45. The method according to claim 18, wherein the at least one oligonucleotide probe is used in combination with one or more competitor probes.

46. The method according to claim 45, wherein the oligonucleotide probe SEQ ID No. 154 is used in combination with one or more competitor probes selected from the group consisting of SEQ ID No. 155 and SEQ ID No. 156.

47. The method according to claim 21, wherein the at least one oligonucleotide probe is used in combination with one or more competitor probes.

48. The method according to claim 47, wherein the oligonucleotide probe SEQ ID No. 160 is used in combination with one or more competitor probes selected from the group consisting of SEQ ID No. 161 and SEQ ID No. 162.

49. The method according to claim 38, wherein the at least one oligonucleotide probe is used in combination with one or more competitor probes.

50. The method according to claim 49, wherein the oligonucleotide probe SEQ ID No. 933 is used in combination with one or more competitor probes selected from the group consisting of SEQ ID No. 1034 through SEQ ID No. 1036.

51. The method according to claim 39, wherein the at least one oligonucleotide probe is used in combination with one or more competitor probes.
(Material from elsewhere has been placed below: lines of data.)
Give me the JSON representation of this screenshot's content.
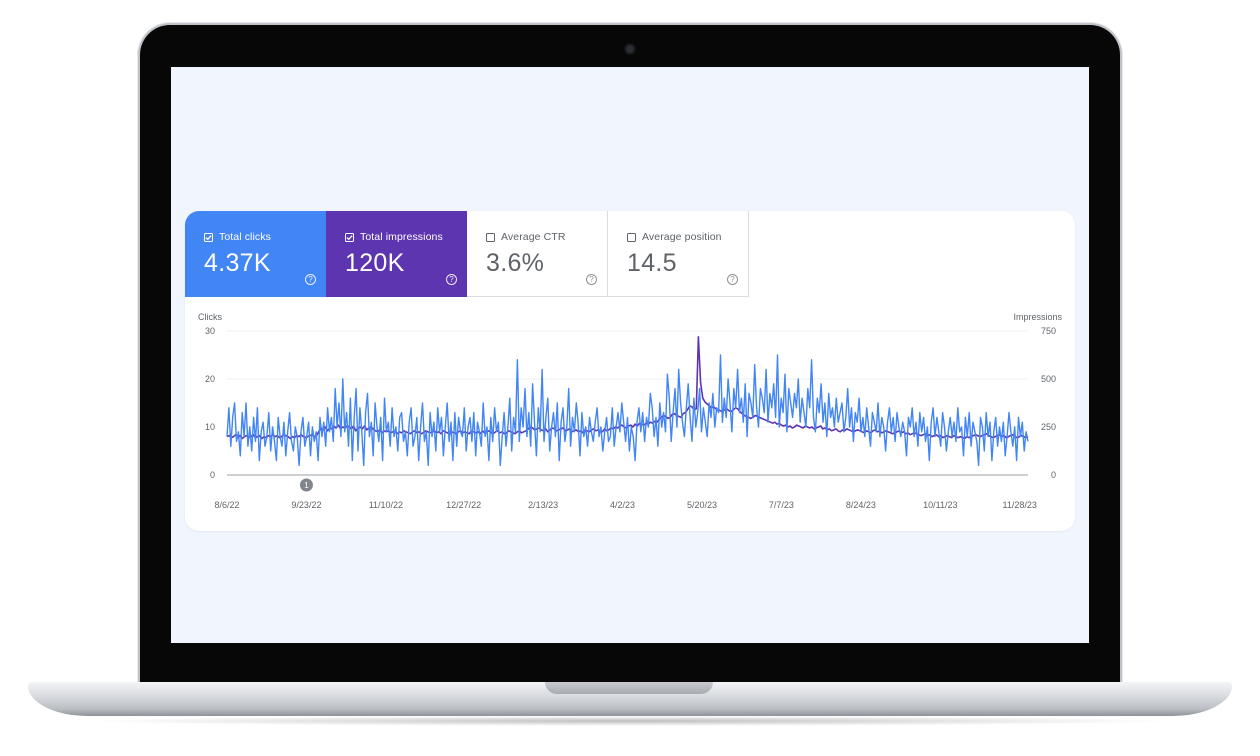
{
  "metrics": [
    {
      "label": "Total clicks",
      "value": "4.37K",
      "checked": true
    },
    {
      "label": "Total impressions",
      "value": "120K",
      "checked": true
    },
    {
      "label": "Average CTR",
      "value": "3.6%",
      "checked": false
    },
    {
      "label": "Average position",
      "value": "14.5",
      "checked": false
    }
  ],
  "colors": {
    "clicks": "#4285f4",
    "impressions": "#5e35b1"
  },
  "chart_data": {
    "type": "line",
    "ylabel_left": "Clicks",
    "ylabel_right": "Impressions",
    "ylim_left": [
      0,
      30
    ],
    "ylim_right": [
      0,
      750
    ],
    "yticks_left": [
      "30",
      "20",
      "10",
      "0"
    ],
    "yticks_right": [
      "750",
      "500",
      "250",
      "0"
    ],
    "xticks": [
      "8/6/22",
      "9/23/22",
      "11/10/22",
      "12/27/22",
      "2/13/23",
      "4/2/23",
      "5/20/23",
      "7/7/23",
      "8/24/23",
      "10/11/23",
      "11/28/23"
    ],
    "annotation": {
      "label": "1",
      "date": "9/23/22"
    },
    "grid": true,
    "series": [
      {
        "name": "Clicks",
        "axis": "left",
        "x_start": "8/6/22",
        "x_end": "12/3/23",
        "values": [
          8,
          14,
          6,
          12,
          15,
          7,
          9,
          4,
          13,
          8,
          15,
          6,
          10,
          5,
          12,
          7,
          14,
          3,
          9,
          11,
          6,
          8,
          13,
          5,
          10,
          7,
          3,
          12,
          8,
          6,
          11,
          4,
          9,
          13,
          7,
          5,
          10,
          8,
          2,
          9,
          12,
          6,
          8,
          11,
          4,
          10,
          7,
          9,
          3,
          12,
          8,
          11,
          6,
          14,
          9,
          12,
          7,
          18,
          10,
          15,
          8,
          20,
          9,
          13,
          6,
          16,
          3,
          12,
          18,
          5,
          14,
          9,
          2,
          13,
          17,
          8,
          11,
          4,
          15,
          10,
          7,
          12,
          3,
          16,
          9,
          11,
          6,
          14,
          8,
          10,
          5,
          12,
          13,
          7,
          9,
          4,
          11,
          14,
          6,
          8,
          12,
          3,
          10,
          15,
          7,
          9,
          2,
          13,
          8,
          11,
          5,
          14,
          9,
          12,
          4,
          10,
          15,
          7,
          11,
          3,
          13,
          6,
          12,
          9,
          8,
          14,
          5,
          10,
          12,
          7,
          13,
          4,
          11,
          9,
          6,
          15,
          8,
          10,
          3,
          12,
          7,
          14,
          9,
          11,
          2,
          8,
          13,
          6,
          10,
          16,
          5,
          12,
          9,
          24,
          7,
          14,
          10,
          18,
          8,
          13,
          6,
          19,
          11,
          4,
          14,
          9,
          22,
          7,
          12,
          16,
          5,
          10,
          13,
          8,
          15,
          3,
          11,
          14,
          7,
          10,
          18,
          6,
          12,
          9,
          15,
          11,
          4,
          13,
          8,
          10,
          6,
          12,
          9,
          7,
          11,
          14,
          8,
          10,
          5,
          9,
          12,
          7,
          8,
          14,
          6,
          10,
          13,
          9,
          15,
          11,
          7,
          12,
          5,
          10,
          8,
          3,
          11,
          14,
          9,
          13,
          7,
          12,
          10,
          17,
          14,
          8,
          12,
          6,
          15,
          10,
          13,
          9,
          21,
          16,
          7,
          13,
          18,
          10,
          22,
          15,
          11,
          8,
          14,
          19,
          12,
          7,
          16,
          10,
          13,
          18,
          9,
          14,
          11,
          8,
          15,
          12,
          17,
          10,
          14,
          13,
          25,
          11,
          16,
          12,
          20,
          15,
          9,
          18,
          14,
          22,
          13,
          16,
          11,
          19,
          8,
          17,
          15,
          12,
          23,
          14,
          10,
          18,
          16,
          13,
          22,
          11,
          17,
          14,
          19,
          12,
          25,
          10,
          16,
          13,
          21,
          9,
          18,
          15,
          12,
          17,
          14,
          20,
          11,
          16,
          13,
          10,
          18,
          14,
          24,
          12,
          9,
          16,
          13,
          19,
          11,
          15,
          8,
          17,
          12,
          14,
          10,
          16,
          11,
          13,
          15,
          9,
          12,
          18,
          10,
          14,
          7,
          13,
          11,
          16,
          9,
          12,
          8,
          14,
          10,
          6,
          13,
          11,
          9,
          15,
          8,
          12,
          10,
          5,
          11,
          14,
          9,
          12,
          7,
          13,
          10,
          8,
          11,
          9,
          4,
          12,
          10,
          14,
          8,
          11,
          6,
          13,
          9,
          12,
          7,
          10,
          3,
          11,
          14,
          8,
          12,
          9,
          6,
          13,
          10,
          5,
          9,
          12,
          8,
          11,
          7,
          14,
          9,
          10,
          4,
          12,
          8,
          13,
          6,
          11,
          9,
          7,
          2,
          12,
          10,
          5,
          13,
          8,
          11,
          3,
          9,
          12,
          6,
          10,
          7,
          11,
          4,
          8,
          13,
          9,
          6,
          10,
          3,
          12,
          8,
          11,
          5,
          9,
          7
        ]
      },
      {
        "name": "Impressions",
        "axis": "right",
        "x_start": "8/6/22",
        "x_end": "12/3/23",
        "values": [
          200,
          205,
          195,
          200,
          210,
          195,
          205,
          190,
          200,
          205,
          195,
          200,
          210,
          195,
          200,
          205,
          190,
          200,
          195,
          205,
          200,
          210,
          200,
          205,
          195,
          200,
          210,
          205,
          200,
          190,
          200,
          195,
          205,
          200,
          210,
          200,
          195,
          200,
          205,
          210,
          200,
          205,
          225,
          245,
          235,
          250,
          230,
          245,
          240,
          255,
          245,
          260,
          240,
          250,
          245,
          255,
          250,
          240,
          255,
          230,
          245,
          250,
          240,
          255,
          235,
          245,
          250,
          240,
          230,
          225,
          235,
          220,
          230,
          225,
          230,
          220,
          225,
          230,
          215,
          225,
          220,
          230,
          225,
          220,
          215,
          225,
          230,
          220,
          225,
          215,
          220,
          230,
          225,
          220,
          225,
          230,
          220,
          225,
          215,
          230,
          225,
          220,
          210,
          225,
          220,
          215,
          225,
          230,
          220,
          225,
          220,
          215,
          230,
          225,
          220,
          225,
          215,
          230,
          220,
          225,
          230,
          220,
          215,
          225,
          230,
          220,
          225,
          215,
          220,
          230,
          225,
          220,
          215,
          225,
          230,
          220,
          225,
          230,
          240,
          250,
          245,
          235,
          240,
          245,
          235,
          230,
          240,
          225,
          235,
          245,
          240,
          230,
          235,
          240,
          245,
          230,
          235,
          240,
          225,
          230,
          235,
          225,
          230,
          220,
          235,
          230,
          225,
          235,
          240,
          230,
          235,
          230,
          225,
          240,
          230,
          235,
          245,
          240,
          250,
          245,
          255,
          260,
          250,
          245,
          255,
          260,
          250,
          265,
          255,
          270,
          265,
          260,
          270,
          265,
          275,
          270,
          280,
          275,
          290,
          300,
          310,
          305,
          295,
          300,
          315,
          320,
          310,
          305,
          300,
          320,
          325,
          340,
          360,
          355,
          340,
          345,
          720,
          480,
          400,
          380,
          370,
          360,
          350,
          355,
          345,
          340,
          335,
          330,
          340,
          345,
          335,
          330,
          340,
          350,
          345,
          330,
          320,
          310,
          305,
          300,
          295,
          300,
          310,
          305,
          300,
          295,
          290,
          285,
          280,
          275,
          270,
          275,
          265,
          270,
          260,
          255,
          260,
          250,
          255,
          245,
          250,
          260,
          255,
          250,
          245,
          255,
          250,
          245,
          250,
          240,
          245,
          250,
          255,
          240,
          245,
          235,
          240,
          230,
          235,
          240,
          230,
          225,
          235,
          230,
          240,
          235,
          230,
          225,
          230,
          235,
          230,
          225,
          220,
          230,
          225,
          220,
          230,
          235,
          225,
          230,
          220,
          225,
          230,
          225,
          220,
          215,
          220,
          225,
          230,
          220,
          225,
          215,
          220,
          210,
          215,
          220,
          215,
          210,
          205,
          210,
          215,
          205,
          210,
          200,
          205,
          210,
          200,
          205,
          195,
          200,
          205,
          200,
          195,
          205,
          200,
          195,
          200,
          195,
          190,
          200,
          195,
          200,
          205,
          210,
          205,
          200,
          205,
          210,
          215,
          205,
          200,
          195,
          200,
          205,
          210,
          200,
          205,
          195,
          200,
          205,
          210,
          200,
          195,
          200,
          205,
          200,
          195,
          200
        ]
      }
    ]
  }
}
52. The method according to claim 51, wherein the oligonucleotide probe SEQ ID No. 1044 is used in combination with the competitor probe SEQ ID No. 1139.

53. The method according to claim 51, wherein the oligonucleotide probe SEQ ID No. 1057 is used in combination with one or more competitor probes selected from the group consisting of SEQ ID No. 1140 and SEQ ID No. 1141.
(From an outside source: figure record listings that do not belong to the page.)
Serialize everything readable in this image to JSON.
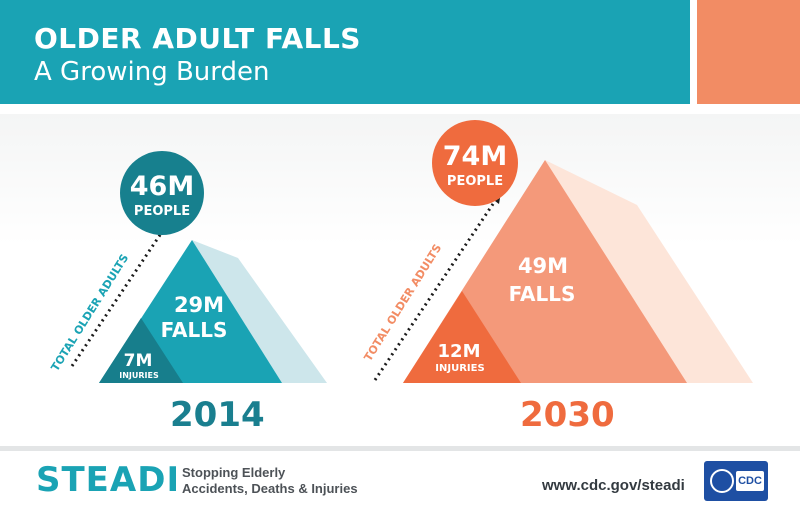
{
  "header": {
    "title": "OLDER ADULT FALLS",
    "subtitle": "A Growing Burden"
  },
  "panels": [
    {
      "year": "2014",
      "people_value": "46M",
      "people_label": "PEOPLE",
      "axis_label": "TOTAL OLDER ADULTS",
      "falls_value": "29M",
      "falls_label": "FALLS",
      "injuries_value": "7M",
      "injuries_label": "INJURIES",
      "color": "#1aa3b4"
    },
    {
      "year": "2030",
      "people_value": "74M",
      "people_label": "PEOPLE",
      "axis_label": "TOTAL OLDER ADULTS",
      "falls_value": "49M",
      "falls_label": "FALLS",
      "injuries_value": "12M",
      "injuries_label": "INJURIES",
      "color": "#f28c64"
    }
  ],
  "footer": {
    "logo_text": "STEADI",
    "tagline_line1": "Stopping Elderly",
    "tagline_line2": "Accidents, Deaths & Injuries",
    "url": "www.cdc.gov/steadi",
    "agency_logo": "CDC"
  },
  "colors": {
    "teal": "#1aa3b4",
    "dark_teal": "#1a7f8f",
    "orange": "#f28c64",
    "dark_orange": "#ef6b3e"
  }
}
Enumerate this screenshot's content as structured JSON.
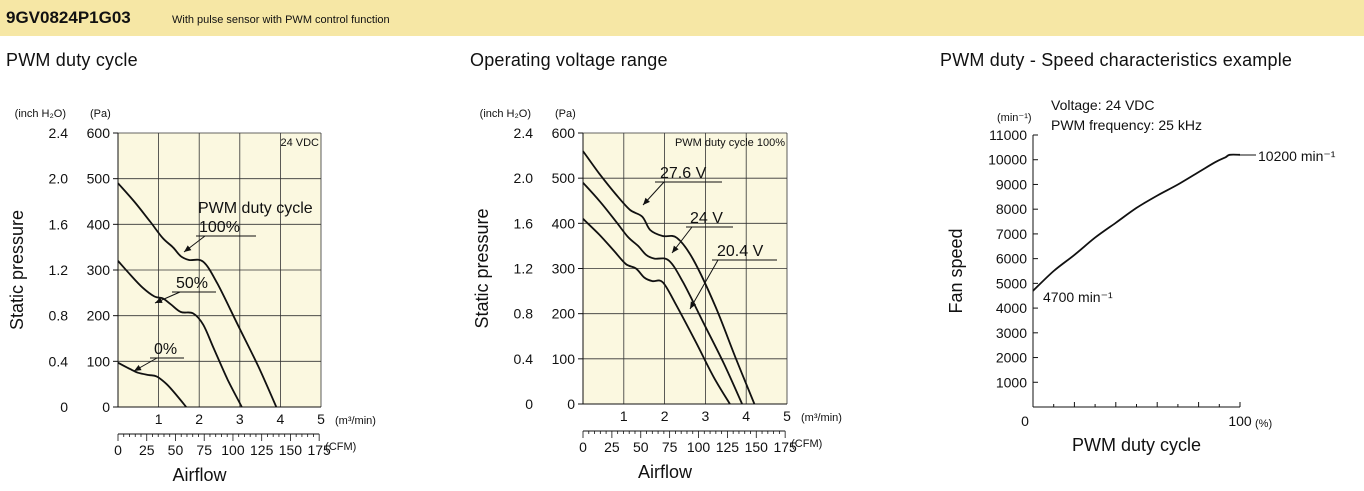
{
  "header": {
    "model": "9GV0824P1G03",
    "description": "With pulse sensor with PWM control function",
    "background_color": "#f6e7a5"
  },
  "panels": {
    "left_title": "PWM duty cycle",
    "middle_title": "Operating voltage range",
    "right_title": "PWM duty - Speed characteristics example"
  },
  "chart_data": [
    {
      "type": "line",
      "name": "PWM duty cycle",
      "condition_label": "24 VDC",
      "legend_title": "PWM duty cycle",
      "ylabel": "Static pressure",
      "xlabel": "Airflow",
      "y_unit_inch": "(inch H₂O)",
      "y_unit_pa": "(Pa)",
      "x_unit_m3": "(m³/min)",
      "x_unit_cfm": "(CFM)",
      "xlim": [
        0,
        5
      ],
      "ylim": [
        0,
        600
      ],
      "x_ticks": [
        "1",
        "2",
        "3",
        "4",
        "5"
      ],
      "y_ticks_pa": [
        "0",
        "100",
        "200",
        "300",
        "400",
        "500",
        "600"
      ],
      "y_ticks_inch": [
        "0",
        "0.4",
        "0.8",
        "1.2",
        "1.6",
        "2.0",
        "2.4"
      ],
      "cfm_ticks": [
        "0",
        "25",
        "50",
        "75",
        "100",
        "125",
        "150",
        "175"
      ],
      "plot_color": "#fbf8e0",
      "series": [
        {
          "name": "100%",
          "x": [
            0,
            0.4,
            0.8,
            1.1,
            1.35,
            1.55,
            1.75,
            2.1,
            2.45,
            2.95,
            3.45,
            3.9
          ],
          "y": [
            490,
            450,
            405,
            370,
            350,
            330,
            322,
            318,
            270,
            180,
            90,
            0
          ]
        },
        {
          "name": "50%",
          "x": [
            0,
            0.3,
            0.6,
            0.9,
            1.1,
            1.3,
            1.55,
            1.85,
            2.1,
            2.35,
            2.7,
            3.05
          ],
          "y": [
            320,
            290,
            262,
            242,
            238,
            225,
            208,
            205,
            180,
            130,
            60,
            0
          ]
        },
        {
          "name": "0%",
          "x": [
            0,
            0.3,
            0.5,
            0.75,
            0.95,
            1.2,
            1.45,
            1.68
          ],
          "y": [
            97,
            83,
            75,
            70,
            67,
            50,
            25,
            0
          ]
        }
      ]
    },
    {
      "type": "line",
      "name": "Operating voltage range",
      "condition_label": "PWM duty cycle 100%",
      "ylabel": "Static pressure",
      "xlabel": "Airflow",
      "y_unit_inch": "(inch H₂O)",
      "y_unit_pa": "(Pa)",
      "x_unit_m3": "(m³/min)",
      "x_unit_cfm": "(CFM)",
      "xlim": [
        0,
        5
      ],
      "ylim": [
        0,
        600
      ],
      "x_ticks": [
        "1",
        "2",
        "3",
        "4",
        "5"
      ],
      "y_ticks_pa": [
        "0",
        "100",
        "200",
        "300",
        "400",
        "500",
        "600"
      ],
      "y_ticks_inch": [
        "0",
        "0.4",
        "0.8",
        "1.2",
        "1.6",
        "2.0",
        "2.4"
      ],
      "cfm_ticks": [
        "0",
        "25",
        "50",
        "75",
        "100",
        "125",
        "150",
        "175"
      ],
      "plot_color": "#fbf8e0",
      "series": [
        {
          "name": "27.6 V",
          "x": [
            0,
            0.4,
            0.8,
            1.15,
            1.45,
            1.65,
            1.95,
            2.3,
            2.7,
            3.25,
            3.75,
            4.2
          ],
          "y": [
            560,
            510,
            465,
            430,
            415,
            385,
            372,
            368,
            320,
            215,
            100,
            0
          ]
        },
        {
          "name": "24 V",
          "x": [
            0,
            0.4,
            0.8,
            1.1,
            1.35,
            1.55,
            1.75,
            2.1,
            2.45,
            2.95,
            3.45,
            3.9
          ],
          "y": [
            490,
            450,
            405,
            370,
            350,
            330,
            322,
            318,
            270,
            180,
            90,
            0
          ]
        },
        {
          "name": "20.4 V",
          "x": [
            0,
            0.4,
            0.75,
            1.05,
            1.3,
            1.5,
            1.7,
            1.95,
            2.25,
            2.75,
            3.2,
            3.6
          ],
          "y": [
            410,
            375,
            340,
            310,
            300,
            280,
            272,
            270,
            225,
            140,
            60,
            0
          ]
        }
      ]
    },
    {
      "type": "line",
      "name": "PWM duty - Speed characteristics example",
      "voltage_label": "Voltage: 24 VDC",
      "frequency_label": "PWM frequency: 25 kHz",
      "ylabel": "Fan speed",
      "xlabel": "PWM duty cycle",
      "y_unit": "(min⁻¹)",
      "x_unit": "(%)",
      "xlim": [
        0,
        100
      ],
      "ylim": [
        0,
        11000
      ],
      "x_ticks": [
        "0",
        "100"
      ],
      "y_ticks": [
        "1000",
        "2000",
        "3000",
        "4000",
        "5000",
        "6000",
        "7000",
        "8000",
        "9000",
        "10000",
        "11000"
      ],
      "start_label": "4700 min⁻¹",
      "end_label": "10200 min⁻¹",
      "series": [
        {
          "name": "",
          "x": [
            0,
            10,
            20,
            30,
            40,
            50,
            60,
            70,
            80,
            88,
            93,
            95,
            100
          ],
          "y": [
            4700,
            5500,
            6150,
            6850,
            7450,
            8050,
            8550,
            9000,
            9500,
            9900,
            10100,
            10200,
            10200
          ]
        }
      ]
    }
  ]
}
54. The method according to claim 1, characterized in by comprising the following steps:

a) cultivating the drink-spoiling microorganisms contained in the sample,

b) fixing the drink-spoiling microorganisms contained in the sample,

c) incubating the fixed microorganisms with at least one oligonucleotide probe optionally in combination with a competitor probe,

d) removing non-hybridised oligonucleotide probes,

e) detecting and visualizing and optionally quantifiying the drink-spoiling microorganisms with the hybridized oligonucleotide probes.

55. The method according to claim 1, wherein the sample is a sample from a non-alcoholic beverage.

56. A kit for performing a method according to claim 1, containing at least one oligonucleotide according to claim 1.